Abstract:
The development of data base systems technology has created its own theoretical foundations and has qualified a large number of applications. Similarly, the growth of computer networks enabled the association of multiple computers for interchange of data and resources. The role of centralized Data Management System and its accessibility to multiple users concurrently has made it impossible for the Data Benefactors to focus the data at one large mainframe site. The superior network traffic and reduced efficiency have forced splitting of data at many sites with each location having their own storage and local processing abilities. This directed to the development of Distributed Databases (DDBs) that play a noteworthy role in today’s era where dependence on reliable and accurate data has become a compulsion. The innovations in hardware, software, protocols, storage and networks have transformed the position of the business necessities by making the handling of DDBs a feasible and operational decision. The supremacy of distributed databases lies in the capability to deliver interconnected data from any physically separated site to any other site. Distributed Database Management System (DDBMS) fits to the class of system software that manages distributed database and offers transparent access ability to multiple users across multiple sites by integrating parallelism and modularity. Though efficient, the designing of
DDB has many practical limitations in selecting efficient methods for fragmentation, allocation and replication of data.
This research thesis focuses on developing efficient solutions for the DDB design issues. The main aim of this thesis is to propose powerful schemes for data fragmentation, allocation and replication for enhancing the query processing in DDBs for better performance.
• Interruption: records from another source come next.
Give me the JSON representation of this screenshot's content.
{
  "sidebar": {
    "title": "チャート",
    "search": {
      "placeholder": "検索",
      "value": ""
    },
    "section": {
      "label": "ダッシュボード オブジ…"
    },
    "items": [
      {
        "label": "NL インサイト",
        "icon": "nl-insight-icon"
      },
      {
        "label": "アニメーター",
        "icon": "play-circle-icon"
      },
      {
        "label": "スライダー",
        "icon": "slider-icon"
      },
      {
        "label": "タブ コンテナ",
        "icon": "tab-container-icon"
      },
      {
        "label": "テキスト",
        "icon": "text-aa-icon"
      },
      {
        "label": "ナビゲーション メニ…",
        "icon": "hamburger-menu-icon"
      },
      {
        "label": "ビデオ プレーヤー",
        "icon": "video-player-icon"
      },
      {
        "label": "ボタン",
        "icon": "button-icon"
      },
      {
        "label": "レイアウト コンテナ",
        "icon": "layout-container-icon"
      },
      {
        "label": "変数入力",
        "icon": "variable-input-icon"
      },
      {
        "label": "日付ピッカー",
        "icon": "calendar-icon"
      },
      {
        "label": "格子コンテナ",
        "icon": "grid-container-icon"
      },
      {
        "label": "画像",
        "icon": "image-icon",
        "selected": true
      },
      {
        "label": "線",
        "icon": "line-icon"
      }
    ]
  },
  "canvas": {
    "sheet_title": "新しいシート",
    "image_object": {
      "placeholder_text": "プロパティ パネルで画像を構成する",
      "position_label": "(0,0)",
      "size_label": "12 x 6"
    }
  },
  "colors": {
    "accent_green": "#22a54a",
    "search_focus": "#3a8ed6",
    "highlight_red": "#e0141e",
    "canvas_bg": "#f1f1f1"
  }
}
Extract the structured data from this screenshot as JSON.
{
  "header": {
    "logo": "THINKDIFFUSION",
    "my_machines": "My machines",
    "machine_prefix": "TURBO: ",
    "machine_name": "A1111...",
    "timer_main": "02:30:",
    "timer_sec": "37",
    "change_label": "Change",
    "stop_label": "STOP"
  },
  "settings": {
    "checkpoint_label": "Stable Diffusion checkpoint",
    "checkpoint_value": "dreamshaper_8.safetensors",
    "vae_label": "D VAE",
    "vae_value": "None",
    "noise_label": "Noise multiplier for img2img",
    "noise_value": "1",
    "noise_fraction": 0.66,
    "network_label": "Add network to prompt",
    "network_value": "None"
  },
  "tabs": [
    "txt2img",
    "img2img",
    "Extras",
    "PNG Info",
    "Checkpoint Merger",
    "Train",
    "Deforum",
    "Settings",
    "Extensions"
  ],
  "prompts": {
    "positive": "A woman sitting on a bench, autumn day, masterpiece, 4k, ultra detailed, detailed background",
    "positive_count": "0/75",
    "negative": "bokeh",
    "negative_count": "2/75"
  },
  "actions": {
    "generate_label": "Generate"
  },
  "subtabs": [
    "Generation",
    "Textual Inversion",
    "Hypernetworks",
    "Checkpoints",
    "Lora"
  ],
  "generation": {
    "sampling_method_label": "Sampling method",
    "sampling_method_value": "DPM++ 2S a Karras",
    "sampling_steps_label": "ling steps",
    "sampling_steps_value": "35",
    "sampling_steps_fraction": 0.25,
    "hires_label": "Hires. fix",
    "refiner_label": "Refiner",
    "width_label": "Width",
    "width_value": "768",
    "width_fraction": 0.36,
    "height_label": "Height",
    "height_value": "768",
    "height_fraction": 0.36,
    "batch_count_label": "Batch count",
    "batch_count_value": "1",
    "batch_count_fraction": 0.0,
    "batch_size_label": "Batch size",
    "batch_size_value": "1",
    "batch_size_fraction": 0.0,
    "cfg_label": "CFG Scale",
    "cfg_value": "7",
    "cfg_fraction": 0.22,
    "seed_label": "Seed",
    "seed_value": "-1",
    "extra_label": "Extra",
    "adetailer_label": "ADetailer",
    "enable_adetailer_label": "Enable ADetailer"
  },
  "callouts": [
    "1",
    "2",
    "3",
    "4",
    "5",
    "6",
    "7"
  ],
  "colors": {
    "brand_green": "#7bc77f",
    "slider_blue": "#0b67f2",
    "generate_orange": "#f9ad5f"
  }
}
The first approach concentrates on the limitations of utilizing the observed data about the queries to decide the fragmentation issue ineffective at the preliminary distributed database design where the efficiency is estimated only through proper design and network communication cost between sites. To resolve this issue, we give the improved model of hierarchical agglomerative clustering (IHAC) algorithm to derive semantic fragmentation of the distributed databases. The IHAC constructs the data representation matrix by considering all data objects instead of data counts while the traditional hierarchical agglomerative clustering algorithm constructs the data representation matrix based on the data count or frequency to select and compute similarity measures. This enhances the performance of clustering the data objects and hence the data fragmentation can be achieved efficiently.
The second approach focuses on the performance degradation in DDBs due to the communication cost by remote access query and retrieval of data. This can be optimized through an efficient data allocation approach that will provide flexible retrieval of a query by low cost accessible sites. For this process, Chicken Swarm Optimization (CSO) algorithm is utilized which characterizes the Data Allocation Problem (DAP) into optimal problem of choosing the appropriate and minimal communication cost provoking sites for the data fragments. Then the CSO algorithm optimally chooses the sites for each of the data fragments without creating much overhead and data route diversions. This enhances the overall distributed database design and subsequently ensures quality replication.
The third approach considers the issue of optimal replica selection and placement. Initially, the snapshot replication and merge replication process for suitable databases are illustrated. Secondly, the MGSO approach is employed for selecting the location and number of replicas for placement in the network. This approach utilizes the random patterns of read-write requests for the dynamic window
mechanism for replication while also modelling the replication problem and a multi-objective optimization problem that is resolved using MGSO.
Evaluation of the proposed techniques is performed in Hadoop cluster environment using master-slave dedicated machines. The evaluation study performed over a large dataset from three major sources; namely, Twitter, Facebook and YouTube containing various types of data such as text, audio and video files with varying sizes. The evaluation and comparison show that the proposed technique in this research thesis perform better than the compared fragmentation, allocation and replication techniques. Hence it is proved that this work significantly enhances the design performances of DDBs by solving the problems of data fragmentation, allocation and replication.